The biggest blow came my senior year from my guidance counselor. I thought I would only have to deal with this from my peers. I wasn’t the best student. I got detention at least three times a week, I would forge my dad’s signature to the forms so my parents wouldn’t know. I was barely a C student. It wasn’t because I couldn’t do the work, it was because I didn’t want to. I was bored, unchallenged, uninspired, and I wanted to get away from my hometown. I checked out of school, mentally, long before my senior year. College, that was my ticket out of all of this. I desperately wanted to go to college. When it was finally my chance to apply, I picked out five schools that I wanted to go to and applied. None of the schools I applied to were in Kentucky.
A couple weeks after I turned in my applications to the office, I was called down to my guidance counselor to “discuss somethings”. I sat across from her while she read through my transcripts, my applications, statistics from each school, blah blah blah. Then she dropped this bomb on me:
“I don’t think you’re college material. I’ll be surprised if you would make it in junior college.”
Out of all the words that were thrown at me by anyone in my life, this ranks in the top five. In a way, I owe her gratitude because I have spent the last sixteen years trying to prove her wrong. I am more than capable of doing the things I set out to do. Not only did I graduate college, but I got a Masters degree.
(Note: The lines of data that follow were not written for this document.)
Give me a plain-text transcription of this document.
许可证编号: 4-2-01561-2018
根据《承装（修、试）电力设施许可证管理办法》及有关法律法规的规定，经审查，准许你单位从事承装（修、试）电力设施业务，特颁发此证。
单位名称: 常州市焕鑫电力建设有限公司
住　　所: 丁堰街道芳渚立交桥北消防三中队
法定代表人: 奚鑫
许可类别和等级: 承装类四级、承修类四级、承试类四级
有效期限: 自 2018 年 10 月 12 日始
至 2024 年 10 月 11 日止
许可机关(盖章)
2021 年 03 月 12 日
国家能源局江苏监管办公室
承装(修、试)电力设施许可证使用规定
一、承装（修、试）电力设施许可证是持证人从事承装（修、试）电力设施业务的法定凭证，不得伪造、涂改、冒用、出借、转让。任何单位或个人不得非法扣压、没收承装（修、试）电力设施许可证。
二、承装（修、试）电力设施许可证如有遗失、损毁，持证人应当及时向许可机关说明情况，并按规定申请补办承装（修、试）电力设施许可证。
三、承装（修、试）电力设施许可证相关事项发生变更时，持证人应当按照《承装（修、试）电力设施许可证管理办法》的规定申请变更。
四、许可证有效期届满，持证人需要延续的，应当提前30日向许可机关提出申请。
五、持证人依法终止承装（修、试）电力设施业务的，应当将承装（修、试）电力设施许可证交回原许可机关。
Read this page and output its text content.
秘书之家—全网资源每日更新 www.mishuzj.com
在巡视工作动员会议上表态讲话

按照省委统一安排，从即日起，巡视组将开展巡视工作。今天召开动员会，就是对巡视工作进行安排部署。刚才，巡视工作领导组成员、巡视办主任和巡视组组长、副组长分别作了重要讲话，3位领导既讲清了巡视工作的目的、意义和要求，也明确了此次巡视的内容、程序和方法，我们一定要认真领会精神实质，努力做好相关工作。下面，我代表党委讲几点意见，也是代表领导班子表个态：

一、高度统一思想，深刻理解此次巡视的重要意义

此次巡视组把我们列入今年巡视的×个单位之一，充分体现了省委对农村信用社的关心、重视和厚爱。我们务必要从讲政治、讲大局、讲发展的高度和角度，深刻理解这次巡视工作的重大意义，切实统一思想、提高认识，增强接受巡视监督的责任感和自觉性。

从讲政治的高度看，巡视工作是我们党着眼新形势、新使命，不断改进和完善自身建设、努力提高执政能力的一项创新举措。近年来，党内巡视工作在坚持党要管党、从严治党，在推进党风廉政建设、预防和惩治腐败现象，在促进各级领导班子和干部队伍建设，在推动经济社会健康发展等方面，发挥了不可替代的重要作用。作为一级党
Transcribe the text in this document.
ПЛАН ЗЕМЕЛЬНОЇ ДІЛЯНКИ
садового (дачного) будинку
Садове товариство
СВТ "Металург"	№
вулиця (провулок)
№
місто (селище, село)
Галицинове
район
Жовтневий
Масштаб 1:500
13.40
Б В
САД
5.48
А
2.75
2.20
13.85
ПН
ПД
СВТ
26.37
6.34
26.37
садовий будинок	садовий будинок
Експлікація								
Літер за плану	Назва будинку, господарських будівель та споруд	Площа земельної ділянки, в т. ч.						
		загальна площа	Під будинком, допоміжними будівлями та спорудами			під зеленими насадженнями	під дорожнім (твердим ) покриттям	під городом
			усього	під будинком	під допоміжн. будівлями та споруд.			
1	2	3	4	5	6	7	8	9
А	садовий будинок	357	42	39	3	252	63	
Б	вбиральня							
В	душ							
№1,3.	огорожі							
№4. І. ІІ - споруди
As I write this, I am on my way back to Cambodia, because I have a job there…as a director.
Sometimes, the only motivation I have to keep going in this life, is to prove these people wrong. I am not the person they made me out to be. Yes, I may be a lot of things that aren’t very good, but I’m capable of doing a lot of really good things. Extraordinary things.
Little by little, year by year, the voices of these people from my past fade. The person I’m really trying to prove wrong is the teenage Amos who believed them. Moral of the story, these people will mean very little to your life in a few years. You are awesome. Embrace your weirdness, your body, your beliefs, whatever is it that makes you different. Being different is great and it will get you somewhere in your life. Normal-ness breeds predictability. If you want an exciting, and sometimes scary, life..be weird. It will make all the difference.